Água mole... Negócios da China

PUB.

Reproduzo “ipsis verbis” uma frase já com alguns anos de um nosso representante no Parlamento Europeu e soou na altura (dois mil e nove) como se alguém friccionasse duas placas de esferovite junto dos meus ouvidos: “A campanha centrou-se mais em questões éticas do que políticas”. Por momentos pensei ter ouvido mal: um governante tinha explicitamente rasgado uma fenda entre aqueles dois campos, admitindo que o primeiro é de somenos importância, um empecilho para o que seriam os propósitos do segundo.
É sabido que ao longo da História, desde Aristóteles, inúmeros tratados se têm ocupado das ligações entre um e outro, tantos que talvez o homem não tivesse vagar de os ler a todos, o que é compreensível. Eu por acaso também não. Mas, mesmo sem estar com grandes especulações, apenas me é dado a entender que apesar de variações através das muitas sociedades e das que ocorrem com a passagem do tempo, ética e política têm mantido sempre uma relação próxima. Ou melhor dizendo, parecem não poder passar uma sem a outra.
Por exemplo, no final da era medieval Maquiavel achou que o negócio e o lucro não deveriam mais ser reprováveis, nem a riqueza um entrave para aceder ao reino dos céus. Por isso, na sua ótica era tempo de acabar com a velha ética de fidalgos e padres em política e inaugurar uma outra de burgueses, aquela que existe ainda hoje. E para os grandes totalitarismos do século vinte, passou a ser ético massacrar pessoas aos milhões em nome de um certo ideal de sociedade a construir num futuro resplandecente. Em ambos os casos os fins em vista justificariam quaisquer meios usados para os alcançar.

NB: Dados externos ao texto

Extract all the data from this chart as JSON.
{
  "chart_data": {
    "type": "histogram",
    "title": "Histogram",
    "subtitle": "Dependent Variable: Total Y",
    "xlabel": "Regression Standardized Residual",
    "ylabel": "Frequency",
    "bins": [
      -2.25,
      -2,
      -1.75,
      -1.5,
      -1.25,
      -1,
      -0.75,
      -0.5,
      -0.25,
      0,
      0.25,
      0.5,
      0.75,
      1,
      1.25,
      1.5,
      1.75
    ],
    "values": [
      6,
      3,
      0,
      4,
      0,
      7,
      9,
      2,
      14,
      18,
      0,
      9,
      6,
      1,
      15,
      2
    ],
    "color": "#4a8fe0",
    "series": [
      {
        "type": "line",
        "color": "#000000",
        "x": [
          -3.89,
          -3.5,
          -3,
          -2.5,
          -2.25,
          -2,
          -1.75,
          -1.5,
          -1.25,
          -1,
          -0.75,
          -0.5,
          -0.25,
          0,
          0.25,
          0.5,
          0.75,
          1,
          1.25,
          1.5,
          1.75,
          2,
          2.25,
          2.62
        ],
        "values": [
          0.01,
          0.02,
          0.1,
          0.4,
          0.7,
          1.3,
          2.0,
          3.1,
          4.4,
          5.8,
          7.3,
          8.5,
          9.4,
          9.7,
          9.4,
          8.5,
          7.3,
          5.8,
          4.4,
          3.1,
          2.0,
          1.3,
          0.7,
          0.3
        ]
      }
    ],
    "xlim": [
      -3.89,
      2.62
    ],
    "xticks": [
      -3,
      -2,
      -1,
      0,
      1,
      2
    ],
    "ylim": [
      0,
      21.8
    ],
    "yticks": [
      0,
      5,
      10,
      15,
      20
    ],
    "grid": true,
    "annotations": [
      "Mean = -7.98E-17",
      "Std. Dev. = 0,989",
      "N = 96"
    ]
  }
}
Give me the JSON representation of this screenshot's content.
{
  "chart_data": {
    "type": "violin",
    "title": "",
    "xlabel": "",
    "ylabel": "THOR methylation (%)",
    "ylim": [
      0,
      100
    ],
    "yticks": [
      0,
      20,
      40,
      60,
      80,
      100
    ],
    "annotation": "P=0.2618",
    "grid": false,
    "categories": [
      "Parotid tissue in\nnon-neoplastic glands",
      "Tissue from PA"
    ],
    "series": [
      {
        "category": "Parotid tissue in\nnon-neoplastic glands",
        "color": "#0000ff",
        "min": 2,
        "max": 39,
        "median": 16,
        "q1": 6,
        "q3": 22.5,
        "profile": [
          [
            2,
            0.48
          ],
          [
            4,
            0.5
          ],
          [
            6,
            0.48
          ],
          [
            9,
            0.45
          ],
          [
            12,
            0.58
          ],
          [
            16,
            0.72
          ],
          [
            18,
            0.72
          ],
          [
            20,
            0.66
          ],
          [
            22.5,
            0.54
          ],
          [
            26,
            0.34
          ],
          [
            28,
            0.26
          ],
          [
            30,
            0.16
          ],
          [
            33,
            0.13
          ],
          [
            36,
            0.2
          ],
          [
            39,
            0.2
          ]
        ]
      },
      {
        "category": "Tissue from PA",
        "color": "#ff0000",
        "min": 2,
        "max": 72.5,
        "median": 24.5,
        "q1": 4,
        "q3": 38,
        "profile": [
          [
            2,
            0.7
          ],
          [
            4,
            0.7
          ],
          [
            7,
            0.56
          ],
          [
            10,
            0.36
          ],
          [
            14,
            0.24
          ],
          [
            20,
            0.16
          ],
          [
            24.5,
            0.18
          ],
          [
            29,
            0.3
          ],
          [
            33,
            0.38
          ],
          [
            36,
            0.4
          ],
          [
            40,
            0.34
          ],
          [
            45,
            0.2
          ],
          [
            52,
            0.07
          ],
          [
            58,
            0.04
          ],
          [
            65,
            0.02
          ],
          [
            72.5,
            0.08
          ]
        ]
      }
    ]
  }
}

Se as novas éticas que exoneram as antigas são melhores ou piores do que estas já é outra questão mas, subentendida ou claramente, as duas esferas do pensamento e da ação humana andam sempre ligadas. Pois não terá a política a ver com o que por uma comunidade pode ser considerado bom e mau, justo e injusto, correto e incorreto? Isto é, com valores, com o que é basicamente do domínio da ética? Então não há uma ética democrática? E não a têm as nossas leis como fundamento?
É provável que a tirada apenas tenha sido possível por ser diminuta a percentagem de portugueses que conhece o significado de “ética”. De certa forma o povo tem os políticos que merece, até porque são seus filhos. Seja como for, e tendo em conta os discursos habitualmente dissimulados da classe, achei demasiada franqueza da parte do nosso parlamentar. O mais provável é que lhe escapasse um nadinha a boca para a verdade e aquela “boca” não fosse outra coisa afinal senão o rabo exposto de um gato escondido.
Para o compreender há que ter em conta que a nossa política não se tem limitado a ser, como a génese da palavra o exigiria, o conjunto de atividades cujo fim exclusivo são os interesses da maioria. Desgraçadamente, como sabemos, tal espírito tem sido desvirtuado de sobejo. Sem querer incorrer no pecado da generalização, o regime viu medrar uma casta de negociantes-políticos que se acolheram à sua sombra e à sombra do progresso económico que ele facultou. La bem no fundo é o que muitos são, negociantes que, a cavalo da velha máxima judia “onde há lucro não há escrúpulo”, tomaram de assalto o estado para alavancar (como eles dizem) os seus negócios em prejuízo do bem coletivo.
Calculo que para esses as obrigações da gestão pública propriamente ditas constituam uma maçada, uma pastilha a gramar enquanto se está com o sentido no que verdadeiramente interessa. Mas depois, e como se isso não bastasse, há ainda uma coisa chamada ética, essa irritante contrariedade com que se esbarra a cada momento e, se encarada como corpo de normas que balizam interesses egoístas, só pode ser um sério embaraço à expansão dos negócios. O que afinal vem lançar luz sobre a embirração do palavroso deputado e esclarece também o motivo pelo qual, pelos bons serviços e fidelidade ao chefe (cujas tropelias gananciosas começavam então a dar que falar), tenha sido agraciado com um confortável assento em Estrasburgo.
Talvez este seja o ponto mais infeliz e doloroso da vida portuguesa das últimas quatro décadas. A que não é alheia a pouca conta em que as pessoas em geral têm os políticos e explica o facto de perto de setenta por cento delas desvalorizarem os atos eleitorais. Já o velho padre Vieira reparara que eram os próprios pregadores os grandes culpados dos escassos frutos que a palavra de Deus produzia.